Key Takeaways
- Stress usually comes from trying to do everything at once.
- Give yourself "buffer time" – things always take longer than you think.
- Keep all your planning in one place, not scattered across sticky notes and texts.
- Take a 10-minute break before guests arrive to reset.
Why We Freak Out
Two Thanksgivings ago, I hosted 18 people in my apartment. I’d never cooked for more than 6. By 2 PM — three hours before anyone was supposed to arrive — I was standing in my kitchen in sweatpants, surrounded by grocery bags I hadn’t unpacked, trying to remember if I’d bought enough ice.
I hadn’t.
That day was chaos. But the party itself? People said it was the best Friendsgiving they’d been to. Not because I had it all figured out, but because I’d accidentally stumbled onto a few systems that kept the whole thing from collapsing.
I’ve refined those systems since. Here’s what actually works.
The 1.3x Rule
Whatever you think you need, multiply by 1.3. Time, food, ice, seating, napkins — everything.
- Think you need 2 hours to cook? Plan for 2.5.
- 20 guests confirmed? Buy food for 26.
- 3 bags of ice? Get 4.
This isn’t pessimism. It’s physics. Things take longer than you expect. People bring plus-ones you didn’t plan for. Ice melts faster than you think when it’s sitting in a cooler in a warm apartment.
The 1.3x buffer costs maybe $20–$40 extra. It buys you sanity.
The Pre-Game: 24 Hours Before
The biggest lesson from my Friendsgiving disaster: the party is won or lost the day before, not the day of.
The night before, I now do everything I can:
- Set up tables and chairs
- Prep any food that keeps (marinades, dips, desserts)
- Set out plates, cups, napkins, and serving utensils
- Create a “station” — one area where all drinks and food will live
- Put out trash cans in every room (the invisible MVP)
By party morning, the only things left should be: cook the hot food, buy ice, and get dressed at least 30 minutes before arrival time.
The One Source of Truth
My Friendsgiving fell apart because everything was in different places: guests in a group chat, shopping list in Notes, menu in my head, dietary restrictions scattered across 6 different text conversations.
Now I put everything in LOMAevents the moment I decide to host. Guest list with RSVP status. Shopping list. Timeline. Budget. Dietary notes captured automatically when people RSVP. When I’m standing in the grocery store at 10 AM wondering “wait, is Sarah’s boyfriend gluten-free or just lactose intolerant?” — I open one app and know.
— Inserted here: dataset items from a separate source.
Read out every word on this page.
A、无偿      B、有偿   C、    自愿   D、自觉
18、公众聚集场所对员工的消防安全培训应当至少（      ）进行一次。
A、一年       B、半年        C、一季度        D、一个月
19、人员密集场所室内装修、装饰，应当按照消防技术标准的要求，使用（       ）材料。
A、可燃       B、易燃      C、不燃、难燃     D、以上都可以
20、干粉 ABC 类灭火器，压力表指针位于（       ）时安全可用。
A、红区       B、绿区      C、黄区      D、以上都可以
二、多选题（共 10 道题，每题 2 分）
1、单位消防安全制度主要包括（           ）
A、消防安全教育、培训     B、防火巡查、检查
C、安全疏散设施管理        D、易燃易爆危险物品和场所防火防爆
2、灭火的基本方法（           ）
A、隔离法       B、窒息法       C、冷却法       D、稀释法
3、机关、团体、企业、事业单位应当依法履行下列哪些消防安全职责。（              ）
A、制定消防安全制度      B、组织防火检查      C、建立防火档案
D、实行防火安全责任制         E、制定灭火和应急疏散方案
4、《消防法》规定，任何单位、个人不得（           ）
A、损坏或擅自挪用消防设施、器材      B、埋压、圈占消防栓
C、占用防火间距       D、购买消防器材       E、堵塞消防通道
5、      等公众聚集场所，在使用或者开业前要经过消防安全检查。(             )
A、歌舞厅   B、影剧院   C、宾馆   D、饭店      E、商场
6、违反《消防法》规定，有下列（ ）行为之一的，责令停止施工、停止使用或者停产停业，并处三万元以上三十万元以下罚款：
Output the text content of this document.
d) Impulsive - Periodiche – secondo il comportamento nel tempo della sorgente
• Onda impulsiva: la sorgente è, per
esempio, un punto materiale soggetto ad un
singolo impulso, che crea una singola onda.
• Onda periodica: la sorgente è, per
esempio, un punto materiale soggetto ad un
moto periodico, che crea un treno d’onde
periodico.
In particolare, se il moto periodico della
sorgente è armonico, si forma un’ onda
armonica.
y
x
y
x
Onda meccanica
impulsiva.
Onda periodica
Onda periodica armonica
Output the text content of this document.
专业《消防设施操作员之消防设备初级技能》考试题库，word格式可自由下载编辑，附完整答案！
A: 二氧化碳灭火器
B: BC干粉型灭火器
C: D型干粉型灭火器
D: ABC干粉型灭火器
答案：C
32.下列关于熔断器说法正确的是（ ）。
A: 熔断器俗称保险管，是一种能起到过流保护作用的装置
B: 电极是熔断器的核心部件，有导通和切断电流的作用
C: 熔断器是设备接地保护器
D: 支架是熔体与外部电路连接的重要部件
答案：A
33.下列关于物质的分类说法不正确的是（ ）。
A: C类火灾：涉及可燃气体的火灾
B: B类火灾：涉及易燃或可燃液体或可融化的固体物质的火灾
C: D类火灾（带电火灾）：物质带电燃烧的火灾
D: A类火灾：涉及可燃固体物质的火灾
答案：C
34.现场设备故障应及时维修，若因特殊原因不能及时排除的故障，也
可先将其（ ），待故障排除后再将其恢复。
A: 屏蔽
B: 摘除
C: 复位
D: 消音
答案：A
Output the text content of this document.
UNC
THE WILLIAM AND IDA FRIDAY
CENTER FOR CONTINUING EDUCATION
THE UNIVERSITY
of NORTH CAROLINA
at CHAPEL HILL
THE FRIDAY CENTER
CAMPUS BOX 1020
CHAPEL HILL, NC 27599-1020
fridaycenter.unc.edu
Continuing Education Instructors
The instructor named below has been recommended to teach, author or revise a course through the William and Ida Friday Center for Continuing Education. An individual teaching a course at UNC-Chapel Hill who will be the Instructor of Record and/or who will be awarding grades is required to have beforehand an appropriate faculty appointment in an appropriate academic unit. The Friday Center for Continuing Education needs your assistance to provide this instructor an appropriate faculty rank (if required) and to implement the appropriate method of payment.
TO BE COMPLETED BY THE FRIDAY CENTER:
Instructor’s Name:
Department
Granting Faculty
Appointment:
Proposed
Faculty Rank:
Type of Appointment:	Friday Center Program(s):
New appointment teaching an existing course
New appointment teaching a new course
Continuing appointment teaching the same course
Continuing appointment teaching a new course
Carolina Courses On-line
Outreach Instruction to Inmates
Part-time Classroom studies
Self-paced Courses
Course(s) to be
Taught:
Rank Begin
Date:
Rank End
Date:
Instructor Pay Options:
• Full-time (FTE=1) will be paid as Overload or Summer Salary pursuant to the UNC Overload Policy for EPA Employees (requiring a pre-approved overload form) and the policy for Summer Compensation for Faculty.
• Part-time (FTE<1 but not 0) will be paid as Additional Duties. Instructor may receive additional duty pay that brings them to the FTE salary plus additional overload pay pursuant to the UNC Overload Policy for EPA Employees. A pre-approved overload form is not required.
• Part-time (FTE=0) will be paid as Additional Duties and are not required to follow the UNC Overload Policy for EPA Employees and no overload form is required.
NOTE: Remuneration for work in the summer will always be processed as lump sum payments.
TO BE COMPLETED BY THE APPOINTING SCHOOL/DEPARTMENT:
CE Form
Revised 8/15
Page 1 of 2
The power isn’t the app itself. It’s having one single place where everything lives. Your brain is terrible at holding 47 details. Don’t make it try.
The 30-Minute Buffer
This is non-negotiable: be fully ready 30 minutes before the first guest arrives. Food out. Music on. Lights dimmed. You’re dressed, holding a drink, doing nothing.
Those 30 minutes are the difference between a stressed host and a relaxed one. And guests take emotional cues from the host. If you’re calm, they’re calm. If you’re frantic, they feel like they’re in the way.
At my last party, a friend arrived 20 minutes early. I was already ready, drink in hand, music playing. She said “wow, you’re so chill.” I wasn’t chill. I was just early.
Assign One Job to One Person
You don’t have to do everything alone. The secret is asking for specific help, not general help.
- Bad: “Can you help out?”
- Good: “Can you be in charge of keeping the drink cooler full? The backup ice is in the freezer.”
One person owns the music. One person refills ice. One person takes coats. You cook and greet. That’s it. Everyone knows their job. Nobody is standing around asking “what can I do?”
What I Know Now
The best parties aren’t the perfectly planned ones. They’re the ones where the host is present, the food is decent, and nobody had to stress about logistics. The systems I’ve built — the 1.3x buffer, the pre-game prep, the single source of truth — exist so I can forget about them during the party and just be there.
That’s the whole trick. Plan hard so you can relax harder.